Monica McInerney’s older, rather unusual protagonist is a welcome contrast from most of the comedic heroines in the anthology, and so too is the more internalised narrative in Elizabeth’s News. I love the notion of healing and making human connections through stories. McInerney explores grief and recovery, and the uniqueness of that process, which may be difficult for others to comprehend. In Elizabeth, McInerney conveys the sheer pleasure of pleasing oneself.

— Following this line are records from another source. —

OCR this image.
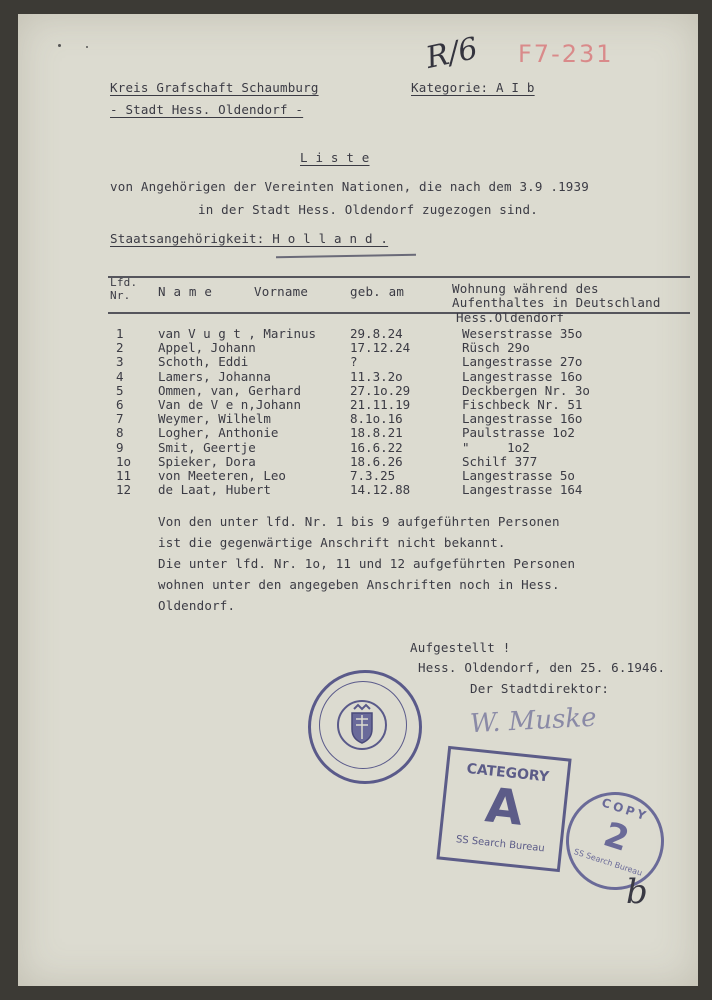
Kreis Grafschaft Schaumburg
- Stadt Hess. Oldendorf -
Kategorie: A I b
R/6 F7-231
L i s t e
von Angehörigen der Vereinten Nationen, die nach dem 3.9 .1939
in der Stadt Hess. Oldendorf zugezogen sind.
Staatsangehörigkeit: H o l l a n d .
Lfd.
Nr.	N a m e	Vorname	geb. am	Wohnung während des
Aufenthaltes in Deutschland
Hess.Oldendorf
1	van V u g t , Marinus	29.8.24	Weserstrasse 35o
2	Appel, Johann	17.12.24	Rüsch 29o
3	Schoth, Eddi	?	Langestrasse 27o
4	Lamers, Johanna	11.3.2o	Langestrasse 16o
5	Ommen, van, Gerhard	27.1o.29	Deckbergen Nr. 3o
6	Van de V e n,Johann	21.11.19	Fischbeck Nr. 51
7	Weymer, Wilhelm	8.1o.16	Langestrasse 16o
8	Logher, Anthonie	18.8.21	Paulstrasse 1o2
9	Smit, Geertje	16.6.22	"     1o2
1o Spieker, Dora	18.6.26	Schilf 377
11 von Meeteren, Leo	7.3.25	Langestrasse 5o
12 de Laat, Hubert	14.12.88	Langestrasse 164
Von den unter lfd. Nr. 1 bis 9 aufgeführten Personen
ist die gegenwärtige Anschrift nicht bekannt.
Die unter lfd. Nr. 1o, 11 und 12 aufgeführten Personen
wohnen unter den angegeben Anschriften noch in Hess.
Oldendorf.
Aufgestellt !
Hess. Oldendorf, den 25. 6.1946.
Der Stadtdirektor:
W. Muske
CATEGORY
A
SS Search Bureau
COPY
2
SS Search Bureau
b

But my favourite in the anthology is a beautiful, bittersweet tale by Melina Marchetta. Surprisingly, it features a male protagonist. Twelve Minutes explores the innocence of love, its frailty against—and ability to survive—life’s cataclysms. It goes from euphoria to devastation in one flick of a page. It’s a story about risk and vulnerability and grief and it’s so poignant and heartbreaking and lovely that I read it twice in one sitting. Marchetta’s style is excruciatingly subtle, every sentence packed with nuance without crowding the reader.
I’m convinced it ends happily. It must.
Yay or nay?
10 Short Stories You Must Read is an excellent sampler of contemporary Australian authors, and I’d be surprised if you couldn’t find at least 1 story that entices you to pick up a book by the author. This anthology will keep you company on public transport or the doctor’s surgery. It’s the gelateria of books—you may not love all the flavours, but there’s nothing to lose by trying, you’re done in about 15 minutes, and if you’re lucky, you’ll be left wanting more.
10 Short Stories You Must Read is free when you purchase a book featured in the Books Alive guide. The offer is available from participating bookshops until September 30.